Weber: We can learn that from the British too. Basically, you have to go into detail. If you add the second vaccination, for example, to the full protection of the citizens, Great Britain does not have a better rate than we Germans have.

May: But that's also pragmatic, to be honest, because experts say that it makes a lot of sense to first vaccinate a lot of people.

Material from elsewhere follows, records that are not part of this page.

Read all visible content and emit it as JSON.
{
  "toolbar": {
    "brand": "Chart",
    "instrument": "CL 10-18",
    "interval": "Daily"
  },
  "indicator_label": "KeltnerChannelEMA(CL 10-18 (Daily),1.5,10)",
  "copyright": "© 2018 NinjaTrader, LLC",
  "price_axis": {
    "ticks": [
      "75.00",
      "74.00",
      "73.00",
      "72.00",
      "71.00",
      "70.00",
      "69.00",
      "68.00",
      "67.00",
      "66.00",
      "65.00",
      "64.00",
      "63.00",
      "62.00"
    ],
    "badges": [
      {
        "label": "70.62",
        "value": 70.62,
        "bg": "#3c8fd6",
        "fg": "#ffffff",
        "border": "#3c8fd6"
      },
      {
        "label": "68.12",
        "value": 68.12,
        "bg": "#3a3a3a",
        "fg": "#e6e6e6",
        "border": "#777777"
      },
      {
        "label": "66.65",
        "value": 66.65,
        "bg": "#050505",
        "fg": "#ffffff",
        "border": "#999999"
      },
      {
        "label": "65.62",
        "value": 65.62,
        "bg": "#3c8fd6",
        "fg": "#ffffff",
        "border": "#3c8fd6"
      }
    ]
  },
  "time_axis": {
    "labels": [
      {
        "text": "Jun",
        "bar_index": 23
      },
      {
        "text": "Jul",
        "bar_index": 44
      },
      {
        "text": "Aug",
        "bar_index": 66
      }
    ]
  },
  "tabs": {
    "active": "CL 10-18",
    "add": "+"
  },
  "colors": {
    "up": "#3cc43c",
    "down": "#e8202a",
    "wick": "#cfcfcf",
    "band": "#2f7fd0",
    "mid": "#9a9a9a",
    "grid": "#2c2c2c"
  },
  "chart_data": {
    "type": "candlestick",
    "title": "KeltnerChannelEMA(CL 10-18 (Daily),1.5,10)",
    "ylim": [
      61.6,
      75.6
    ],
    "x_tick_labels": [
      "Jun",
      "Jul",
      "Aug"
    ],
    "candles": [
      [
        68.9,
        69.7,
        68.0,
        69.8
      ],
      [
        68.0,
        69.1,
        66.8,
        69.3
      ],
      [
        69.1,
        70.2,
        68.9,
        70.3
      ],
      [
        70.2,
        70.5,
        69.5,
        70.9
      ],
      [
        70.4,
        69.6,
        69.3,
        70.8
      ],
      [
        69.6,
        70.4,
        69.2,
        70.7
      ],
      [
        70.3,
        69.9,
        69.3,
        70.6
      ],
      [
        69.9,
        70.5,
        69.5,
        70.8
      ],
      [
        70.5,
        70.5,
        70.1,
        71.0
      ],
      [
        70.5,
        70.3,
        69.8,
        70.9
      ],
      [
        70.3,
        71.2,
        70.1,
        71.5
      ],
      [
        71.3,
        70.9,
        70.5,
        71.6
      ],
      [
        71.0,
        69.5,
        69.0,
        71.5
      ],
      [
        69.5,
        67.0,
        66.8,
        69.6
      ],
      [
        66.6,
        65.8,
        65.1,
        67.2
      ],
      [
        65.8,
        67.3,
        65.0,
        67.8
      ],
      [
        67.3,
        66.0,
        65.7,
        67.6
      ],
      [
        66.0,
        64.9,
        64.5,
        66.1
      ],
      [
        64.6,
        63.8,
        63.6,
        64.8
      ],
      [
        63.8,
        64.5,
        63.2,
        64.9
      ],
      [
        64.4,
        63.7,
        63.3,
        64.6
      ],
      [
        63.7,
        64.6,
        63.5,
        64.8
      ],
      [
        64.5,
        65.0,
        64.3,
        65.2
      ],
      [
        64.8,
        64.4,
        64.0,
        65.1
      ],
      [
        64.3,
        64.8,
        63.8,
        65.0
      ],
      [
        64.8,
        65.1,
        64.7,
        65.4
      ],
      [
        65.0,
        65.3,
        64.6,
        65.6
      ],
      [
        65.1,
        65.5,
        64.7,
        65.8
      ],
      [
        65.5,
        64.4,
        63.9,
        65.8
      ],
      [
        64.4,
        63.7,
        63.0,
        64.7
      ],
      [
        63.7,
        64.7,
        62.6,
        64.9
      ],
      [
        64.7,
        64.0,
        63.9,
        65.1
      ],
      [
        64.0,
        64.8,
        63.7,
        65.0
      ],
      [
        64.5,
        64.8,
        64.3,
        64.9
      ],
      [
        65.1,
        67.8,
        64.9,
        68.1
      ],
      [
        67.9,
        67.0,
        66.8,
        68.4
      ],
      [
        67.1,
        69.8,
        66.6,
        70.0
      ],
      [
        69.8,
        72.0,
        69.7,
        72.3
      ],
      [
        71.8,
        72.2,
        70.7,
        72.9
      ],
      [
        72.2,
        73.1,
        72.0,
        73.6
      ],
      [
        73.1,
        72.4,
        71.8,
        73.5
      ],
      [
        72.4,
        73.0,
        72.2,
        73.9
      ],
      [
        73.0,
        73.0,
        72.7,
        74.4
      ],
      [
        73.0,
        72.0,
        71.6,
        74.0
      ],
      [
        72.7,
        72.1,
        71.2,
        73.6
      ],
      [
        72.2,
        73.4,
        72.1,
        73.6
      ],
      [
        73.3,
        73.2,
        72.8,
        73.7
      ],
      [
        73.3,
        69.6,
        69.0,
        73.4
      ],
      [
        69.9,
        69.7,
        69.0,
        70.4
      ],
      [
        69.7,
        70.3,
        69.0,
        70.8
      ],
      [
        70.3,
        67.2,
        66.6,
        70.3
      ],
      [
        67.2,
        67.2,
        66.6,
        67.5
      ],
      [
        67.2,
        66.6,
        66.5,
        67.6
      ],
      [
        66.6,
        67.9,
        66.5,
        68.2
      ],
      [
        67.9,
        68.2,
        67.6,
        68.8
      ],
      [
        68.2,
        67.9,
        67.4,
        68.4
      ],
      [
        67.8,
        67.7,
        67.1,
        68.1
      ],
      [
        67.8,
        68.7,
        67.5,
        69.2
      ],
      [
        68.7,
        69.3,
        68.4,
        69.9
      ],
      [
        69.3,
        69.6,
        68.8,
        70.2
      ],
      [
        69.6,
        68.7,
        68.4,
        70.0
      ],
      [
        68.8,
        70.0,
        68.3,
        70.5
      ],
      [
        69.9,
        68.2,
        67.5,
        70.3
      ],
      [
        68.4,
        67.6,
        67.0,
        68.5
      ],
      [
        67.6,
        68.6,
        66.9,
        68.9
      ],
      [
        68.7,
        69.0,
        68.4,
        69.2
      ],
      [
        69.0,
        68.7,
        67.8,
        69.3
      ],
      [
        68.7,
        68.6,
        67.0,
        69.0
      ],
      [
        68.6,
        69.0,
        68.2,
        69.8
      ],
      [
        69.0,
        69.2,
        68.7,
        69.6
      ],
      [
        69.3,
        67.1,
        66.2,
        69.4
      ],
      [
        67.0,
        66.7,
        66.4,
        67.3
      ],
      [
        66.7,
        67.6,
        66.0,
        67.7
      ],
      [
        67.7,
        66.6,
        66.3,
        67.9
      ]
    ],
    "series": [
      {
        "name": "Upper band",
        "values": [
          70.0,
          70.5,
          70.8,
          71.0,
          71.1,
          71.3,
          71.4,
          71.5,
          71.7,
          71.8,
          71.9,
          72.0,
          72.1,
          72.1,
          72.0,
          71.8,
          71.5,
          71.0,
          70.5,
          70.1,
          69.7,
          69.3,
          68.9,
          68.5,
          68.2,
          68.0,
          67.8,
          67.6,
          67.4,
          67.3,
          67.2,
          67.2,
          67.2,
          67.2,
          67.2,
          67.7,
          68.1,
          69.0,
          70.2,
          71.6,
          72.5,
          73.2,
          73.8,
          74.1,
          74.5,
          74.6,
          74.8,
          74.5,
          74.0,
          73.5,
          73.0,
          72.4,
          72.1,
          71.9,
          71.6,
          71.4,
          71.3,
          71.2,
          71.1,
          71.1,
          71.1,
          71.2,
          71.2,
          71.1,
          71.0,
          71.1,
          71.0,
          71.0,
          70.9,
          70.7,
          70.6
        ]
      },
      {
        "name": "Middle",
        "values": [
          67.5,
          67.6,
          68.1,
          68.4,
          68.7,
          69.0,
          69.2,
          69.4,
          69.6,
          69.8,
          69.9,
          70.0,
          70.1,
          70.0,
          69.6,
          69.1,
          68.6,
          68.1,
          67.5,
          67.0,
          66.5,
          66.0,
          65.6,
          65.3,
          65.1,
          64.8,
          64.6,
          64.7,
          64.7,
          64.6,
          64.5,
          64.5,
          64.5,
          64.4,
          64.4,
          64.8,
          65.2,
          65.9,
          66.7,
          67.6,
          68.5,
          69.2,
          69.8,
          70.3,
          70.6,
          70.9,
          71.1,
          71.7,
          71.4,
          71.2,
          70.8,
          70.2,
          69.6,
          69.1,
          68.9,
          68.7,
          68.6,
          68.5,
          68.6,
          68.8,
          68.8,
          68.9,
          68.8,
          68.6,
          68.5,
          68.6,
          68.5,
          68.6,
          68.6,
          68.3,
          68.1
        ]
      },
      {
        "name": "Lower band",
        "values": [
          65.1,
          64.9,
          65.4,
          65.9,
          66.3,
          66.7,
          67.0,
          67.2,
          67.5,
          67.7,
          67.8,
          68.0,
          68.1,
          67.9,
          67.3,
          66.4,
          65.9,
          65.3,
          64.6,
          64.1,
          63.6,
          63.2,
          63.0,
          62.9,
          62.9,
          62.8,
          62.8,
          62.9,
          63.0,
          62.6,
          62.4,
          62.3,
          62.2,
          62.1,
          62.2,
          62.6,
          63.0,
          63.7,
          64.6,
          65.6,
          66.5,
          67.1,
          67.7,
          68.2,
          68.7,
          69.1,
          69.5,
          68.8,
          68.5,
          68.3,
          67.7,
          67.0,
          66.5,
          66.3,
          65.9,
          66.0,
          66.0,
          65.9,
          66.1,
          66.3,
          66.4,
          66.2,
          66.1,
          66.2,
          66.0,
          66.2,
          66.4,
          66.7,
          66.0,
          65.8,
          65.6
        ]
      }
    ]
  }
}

Weber: Yes! But, Mr. May, there are also many experts who say that if we do the second vaccination too late, the risk of mutants is higher. There are such and such experts. I think we should trust the European Medical Agency, what the experts tell us. We have done well with all these questions, with all these difficult weighing-up questions, as we have also learned at AstraZeneca. Then we are well advised. As I said, it is clear to me that Europe is still ready for partnership. We have shown that with vaccines. We are now showing that with the agreement. And I don't want to take the nationalist-selfish path that the USA took with vaccines or Great Britain. That is the fundamental question that we have to ask ourselves: are we cooperative or selfish.

May: But of course you also have to look at the world in which you are moving. If we now alone observe the assignment of blame between London and Brussels in the drama about AstraZeneca, which you have already mentioned, do you think that is more likely to set the tone in the future? You don't have a partner at all, but rather a strategic competitor in a world that is actually more shaped by elbows and less by blocks, at least one western block that stands together?

Weber: That's a realistic assessment, yes. With Great Britain we have a government in the current situation, especially the Tory government with Boris Johnson, which has to prove at home that Brexit is a great success, but at the same time the facts speak against it. That is why, unfortunately, we will experience God's provocations, also escalations, and I think that Europe should go down the partnership path. We should keep holding out our hand. We shouldn't provoke. But we should be very determined. We should be very confident. We are the bigger market. We have a lot to offer. We know that in the world of tomorrow with China, with Russia, with America, only a united Europe has a voice, and we should go this way with confidence.

Statements by our interlocutors reflect their own views. Deutschlandfunk does not adopt statements made by its interlocutors in interviews and discussions as its own.